Washington (Platts)--21May2007
A coal-to-liquids plant producing more than 50,000 b/d could realize a
20% return on investment if oil prices exceed $60/barrel, the US Department of
Energy's National Energy Technology Laboratory says in a report released
Monday. 

     The lab said such a plant, using Fischer-Tropsch technology, could
realize a 30% return if it also were to receive federal loan guarantees.

     "The price of coal-derived liquid fuels has traditionally been unable to
compete with the price of fuels derived from crude oil," the report said. "As
oil prices continue to rise, however, domestic sources of transportation fuels
are becoming more affordable."

     The report provides a conceptual design study of a plant that on a daily
basis would use 24,500 tons of high-sulfur bituminous coal to produce 27,800
barrels of diesel fuel and 22,200 barrels of liquid naptha products.
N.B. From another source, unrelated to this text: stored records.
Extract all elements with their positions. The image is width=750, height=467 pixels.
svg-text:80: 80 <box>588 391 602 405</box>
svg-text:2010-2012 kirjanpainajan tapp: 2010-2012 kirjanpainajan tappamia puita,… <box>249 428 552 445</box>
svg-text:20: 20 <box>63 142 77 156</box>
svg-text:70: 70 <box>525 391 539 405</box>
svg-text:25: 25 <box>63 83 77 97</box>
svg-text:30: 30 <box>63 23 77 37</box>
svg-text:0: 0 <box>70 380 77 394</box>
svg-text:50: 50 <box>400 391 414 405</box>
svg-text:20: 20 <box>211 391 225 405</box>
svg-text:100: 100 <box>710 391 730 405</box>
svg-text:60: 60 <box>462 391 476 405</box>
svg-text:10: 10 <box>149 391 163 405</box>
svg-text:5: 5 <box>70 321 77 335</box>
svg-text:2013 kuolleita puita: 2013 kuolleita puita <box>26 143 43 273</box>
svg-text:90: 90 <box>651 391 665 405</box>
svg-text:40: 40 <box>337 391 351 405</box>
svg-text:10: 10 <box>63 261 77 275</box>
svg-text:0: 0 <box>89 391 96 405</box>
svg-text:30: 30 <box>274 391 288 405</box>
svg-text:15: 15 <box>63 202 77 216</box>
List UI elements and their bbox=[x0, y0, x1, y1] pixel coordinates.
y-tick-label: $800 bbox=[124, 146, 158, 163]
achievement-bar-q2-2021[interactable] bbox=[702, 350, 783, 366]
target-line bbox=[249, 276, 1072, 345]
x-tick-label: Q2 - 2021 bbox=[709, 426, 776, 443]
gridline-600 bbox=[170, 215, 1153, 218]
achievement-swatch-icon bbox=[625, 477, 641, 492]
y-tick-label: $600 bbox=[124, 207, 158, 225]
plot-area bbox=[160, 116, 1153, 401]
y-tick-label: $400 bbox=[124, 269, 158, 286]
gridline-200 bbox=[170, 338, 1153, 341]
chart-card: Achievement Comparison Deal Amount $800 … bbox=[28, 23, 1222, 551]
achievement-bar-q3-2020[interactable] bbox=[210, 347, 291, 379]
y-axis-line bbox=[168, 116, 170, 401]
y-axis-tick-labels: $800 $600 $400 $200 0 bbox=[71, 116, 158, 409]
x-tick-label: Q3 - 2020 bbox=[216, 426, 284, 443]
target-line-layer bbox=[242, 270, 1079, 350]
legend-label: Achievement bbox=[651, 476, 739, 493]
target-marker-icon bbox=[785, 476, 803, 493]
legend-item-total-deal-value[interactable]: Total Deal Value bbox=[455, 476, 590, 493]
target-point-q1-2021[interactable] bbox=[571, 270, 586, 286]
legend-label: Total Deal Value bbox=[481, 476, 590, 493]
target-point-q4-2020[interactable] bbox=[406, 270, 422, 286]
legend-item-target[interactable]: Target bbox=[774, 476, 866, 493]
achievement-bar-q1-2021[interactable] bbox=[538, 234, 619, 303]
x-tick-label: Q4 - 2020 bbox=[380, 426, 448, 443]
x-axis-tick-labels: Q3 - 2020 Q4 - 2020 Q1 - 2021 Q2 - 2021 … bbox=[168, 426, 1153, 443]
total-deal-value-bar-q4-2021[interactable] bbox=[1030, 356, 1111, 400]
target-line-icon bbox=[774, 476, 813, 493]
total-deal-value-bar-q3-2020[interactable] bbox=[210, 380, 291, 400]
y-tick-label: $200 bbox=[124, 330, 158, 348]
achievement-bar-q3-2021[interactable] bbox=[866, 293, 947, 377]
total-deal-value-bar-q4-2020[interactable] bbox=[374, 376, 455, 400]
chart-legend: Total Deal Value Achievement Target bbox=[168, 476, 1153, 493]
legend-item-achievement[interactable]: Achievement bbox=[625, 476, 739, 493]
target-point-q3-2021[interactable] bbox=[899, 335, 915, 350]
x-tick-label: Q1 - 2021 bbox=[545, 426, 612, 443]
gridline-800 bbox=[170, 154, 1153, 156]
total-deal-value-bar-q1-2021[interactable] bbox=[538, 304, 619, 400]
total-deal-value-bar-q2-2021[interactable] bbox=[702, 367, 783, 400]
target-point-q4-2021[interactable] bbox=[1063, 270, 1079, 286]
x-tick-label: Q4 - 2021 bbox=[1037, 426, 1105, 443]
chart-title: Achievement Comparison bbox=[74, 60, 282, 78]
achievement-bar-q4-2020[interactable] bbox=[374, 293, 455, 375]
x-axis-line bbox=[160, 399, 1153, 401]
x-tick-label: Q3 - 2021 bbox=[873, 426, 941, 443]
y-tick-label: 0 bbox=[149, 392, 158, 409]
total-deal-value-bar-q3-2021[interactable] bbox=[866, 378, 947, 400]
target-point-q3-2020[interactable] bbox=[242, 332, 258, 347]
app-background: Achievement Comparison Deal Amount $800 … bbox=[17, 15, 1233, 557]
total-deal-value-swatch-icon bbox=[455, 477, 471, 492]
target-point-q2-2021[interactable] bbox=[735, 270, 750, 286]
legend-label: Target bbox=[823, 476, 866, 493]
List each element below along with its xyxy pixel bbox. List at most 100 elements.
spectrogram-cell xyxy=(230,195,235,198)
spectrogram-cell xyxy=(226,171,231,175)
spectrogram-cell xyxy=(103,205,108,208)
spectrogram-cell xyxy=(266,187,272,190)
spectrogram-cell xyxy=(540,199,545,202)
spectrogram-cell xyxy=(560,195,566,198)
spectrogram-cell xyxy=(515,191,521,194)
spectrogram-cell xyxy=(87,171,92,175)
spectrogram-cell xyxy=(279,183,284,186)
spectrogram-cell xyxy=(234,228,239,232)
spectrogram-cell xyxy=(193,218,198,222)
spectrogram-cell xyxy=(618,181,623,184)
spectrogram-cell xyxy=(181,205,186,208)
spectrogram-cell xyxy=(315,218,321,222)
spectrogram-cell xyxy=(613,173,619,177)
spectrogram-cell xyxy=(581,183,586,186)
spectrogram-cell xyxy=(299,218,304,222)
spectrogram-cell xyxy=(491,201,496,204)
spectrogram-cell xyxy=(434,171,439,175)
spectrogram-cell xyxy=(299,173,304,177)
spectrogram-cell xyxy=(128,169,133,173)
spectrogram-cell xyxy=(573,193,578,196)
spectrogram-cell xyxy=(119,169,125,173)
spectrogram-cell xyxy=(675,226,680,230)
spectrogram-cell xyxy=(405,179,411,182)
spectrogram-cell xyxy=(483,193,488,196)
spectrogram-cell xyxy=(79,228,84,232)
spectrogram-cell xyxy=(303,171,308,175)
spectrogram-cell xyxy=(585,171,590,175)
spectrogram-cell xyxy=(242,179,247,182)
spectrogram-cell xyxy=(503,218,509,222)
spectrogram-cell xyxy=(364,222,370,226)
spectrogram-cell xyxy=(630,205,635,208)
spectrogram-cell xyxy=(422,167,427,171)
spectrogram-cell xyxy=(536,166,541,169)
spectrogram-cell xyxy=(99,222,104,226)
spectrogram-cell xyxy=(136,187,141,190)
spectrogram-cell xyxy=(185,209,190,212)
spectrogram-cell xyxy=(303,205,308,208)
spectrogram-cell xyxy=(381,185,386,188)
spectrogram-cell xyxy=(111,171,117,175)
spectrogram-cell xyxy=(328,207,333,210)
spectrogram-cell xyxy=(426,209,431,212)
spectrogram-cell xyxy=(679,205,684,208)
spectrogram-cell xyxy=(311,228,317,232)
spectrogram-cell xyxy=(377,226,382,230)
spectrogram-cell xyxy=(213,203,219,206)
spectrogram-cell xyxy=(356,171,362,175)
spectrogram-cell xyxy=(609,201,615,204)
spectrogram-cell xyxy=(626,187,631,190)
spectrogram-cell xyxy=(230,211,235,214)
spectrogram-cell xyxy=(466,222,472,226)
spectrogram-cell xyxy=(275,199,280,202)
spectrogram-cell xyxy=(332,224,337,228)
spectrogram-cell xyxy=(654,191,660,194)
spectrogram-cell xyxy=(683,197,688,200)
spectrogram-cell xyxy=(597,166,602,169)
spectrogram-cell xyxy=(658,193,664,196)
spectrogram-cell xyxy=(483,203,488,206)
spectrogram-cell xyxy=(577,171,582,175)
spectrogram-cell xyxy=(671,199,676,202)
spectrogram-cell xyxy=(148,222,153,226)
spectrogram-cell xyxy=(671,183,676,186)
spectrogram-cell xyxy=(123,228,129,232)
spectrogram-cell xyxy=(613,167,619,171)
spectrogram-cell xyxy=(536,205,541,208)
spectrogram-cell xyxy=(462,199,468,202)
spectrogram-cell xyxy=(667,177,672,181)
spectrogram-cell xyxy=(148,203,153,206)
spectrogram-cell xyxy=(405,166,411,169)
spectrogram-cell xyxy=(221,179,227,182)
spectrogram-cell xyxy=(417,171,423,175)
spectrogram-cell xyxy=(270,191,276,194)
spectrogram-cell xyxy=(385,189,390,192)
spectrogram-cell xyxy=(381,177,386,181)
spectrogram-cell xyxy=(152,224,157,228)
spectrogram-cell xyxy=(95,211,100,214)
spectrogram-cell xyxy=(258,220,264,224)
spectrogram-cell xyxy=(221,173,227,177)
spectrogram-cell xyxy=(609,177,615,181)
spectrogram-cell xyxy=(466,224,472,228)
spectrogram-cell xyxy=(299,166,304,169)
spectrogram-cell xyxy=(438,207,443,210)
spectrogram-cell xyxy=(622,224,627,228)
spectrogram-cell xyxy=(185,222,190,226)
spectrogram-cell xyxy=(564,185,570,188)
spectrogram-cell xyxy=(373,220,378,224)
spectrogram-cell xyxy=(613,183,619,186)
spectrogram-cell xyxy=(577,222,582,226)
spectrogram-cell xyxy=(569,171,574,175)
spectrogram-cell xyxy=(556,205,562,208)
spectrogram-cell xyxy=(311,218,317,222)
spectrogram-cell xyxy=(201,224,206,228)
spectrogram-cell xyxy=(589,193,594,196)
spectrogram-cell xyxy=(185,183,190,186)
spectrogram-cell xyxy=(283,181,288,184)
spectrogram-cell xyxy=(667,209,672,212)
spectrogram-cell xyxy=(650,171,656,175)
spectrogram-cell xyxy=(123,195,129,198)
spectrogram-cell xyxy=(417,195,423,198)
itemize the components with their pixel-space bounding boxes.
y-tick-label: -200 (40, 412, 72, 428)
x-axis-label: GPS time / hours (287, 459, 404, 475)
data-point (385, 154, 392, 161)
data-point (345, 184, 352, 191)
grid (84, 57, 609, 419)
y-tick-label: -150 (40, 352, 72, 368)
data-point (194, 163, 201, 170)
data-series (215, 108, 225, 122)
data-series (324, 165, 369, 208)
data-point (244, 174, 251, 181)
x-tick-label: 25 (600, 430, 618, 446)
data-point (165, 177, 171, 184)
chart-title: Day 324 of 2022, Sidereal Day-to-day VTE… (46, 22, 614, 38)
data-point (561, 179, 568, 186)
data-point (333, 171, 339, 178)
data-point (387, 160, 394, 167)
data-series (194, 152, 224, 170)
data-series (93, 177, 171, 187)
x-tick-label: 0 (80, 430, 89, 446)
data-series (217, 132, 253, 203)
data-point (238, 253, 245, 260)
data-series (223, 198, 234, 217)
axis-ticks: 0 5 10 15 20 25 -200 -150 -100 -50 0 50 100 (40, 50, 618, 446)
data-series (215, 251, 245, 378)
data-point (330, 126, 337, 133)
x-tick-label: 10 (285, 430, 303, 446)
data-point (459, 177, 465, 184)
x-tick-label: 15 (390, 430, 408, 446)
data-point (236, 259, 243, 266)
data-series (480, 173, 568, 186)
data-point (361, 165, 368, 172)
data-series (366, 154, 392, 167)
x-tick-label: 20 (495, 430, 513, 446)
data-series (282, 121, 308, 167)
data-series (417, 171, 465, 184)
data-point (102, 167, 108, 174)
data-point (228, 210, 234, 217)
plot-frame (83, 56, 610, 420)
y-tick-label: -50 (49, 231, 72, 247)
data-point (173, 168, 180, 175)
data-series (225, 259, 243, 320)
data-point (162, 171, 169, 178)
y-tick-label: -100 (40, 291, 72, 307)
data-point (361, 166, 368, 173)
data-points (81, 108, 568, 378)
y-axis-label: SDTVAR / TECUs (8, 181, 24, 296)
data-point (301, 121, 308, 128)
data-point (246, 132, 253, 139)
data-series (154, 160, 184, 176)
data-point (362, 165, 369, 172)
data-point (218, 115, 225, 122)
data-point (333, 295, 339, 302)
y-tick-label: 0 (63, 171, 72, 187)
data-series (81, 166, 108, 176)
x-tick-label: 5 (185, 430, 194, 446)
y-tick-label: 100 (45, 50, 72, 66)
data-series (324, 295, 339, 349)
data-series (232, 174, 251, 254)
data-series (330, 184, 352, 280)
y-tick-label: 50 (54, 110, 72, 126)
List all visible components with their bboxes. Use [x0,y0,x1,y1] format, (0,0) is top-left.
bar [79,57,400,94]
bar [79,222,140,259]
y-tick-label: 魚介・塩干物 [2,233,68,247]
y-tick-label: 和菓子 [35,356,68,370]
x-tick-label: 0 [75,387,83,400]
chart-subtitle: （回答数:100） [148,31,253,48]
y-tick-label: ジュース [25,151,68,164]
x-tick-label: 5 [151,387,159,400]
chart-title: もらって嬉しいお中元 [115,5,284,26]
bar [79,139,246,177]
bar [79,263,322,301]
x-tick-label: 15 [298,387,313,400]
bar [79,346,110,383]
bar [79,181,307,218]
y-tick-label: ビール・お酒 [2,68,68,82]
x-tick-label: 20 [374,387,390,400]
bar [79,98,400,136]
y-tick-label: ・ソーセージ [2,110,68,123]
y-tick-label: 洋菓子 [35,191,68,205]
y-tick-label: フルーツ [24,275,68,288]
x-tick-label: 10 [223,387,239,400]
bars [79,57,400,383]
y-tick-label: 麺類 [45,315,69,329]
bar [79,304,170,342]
The
latter would be shipped to a refinery for a further upgrade to commercial
products or to be sold as chemical feedstock. The plant also would generate
124 MW of electricity that could be sold to the grid.

     NETL said the design assumes an "environmentally friendly" plant that
would use the "best available control technology" for sulfur, nitrous oxides,
particulate matter and mercury. In addition, it would capture and compress
carbon dioxide for injection into a pipeline.

     The report is the first of a series of plant-design studies for
facilities using Fischer-Tropsch technology.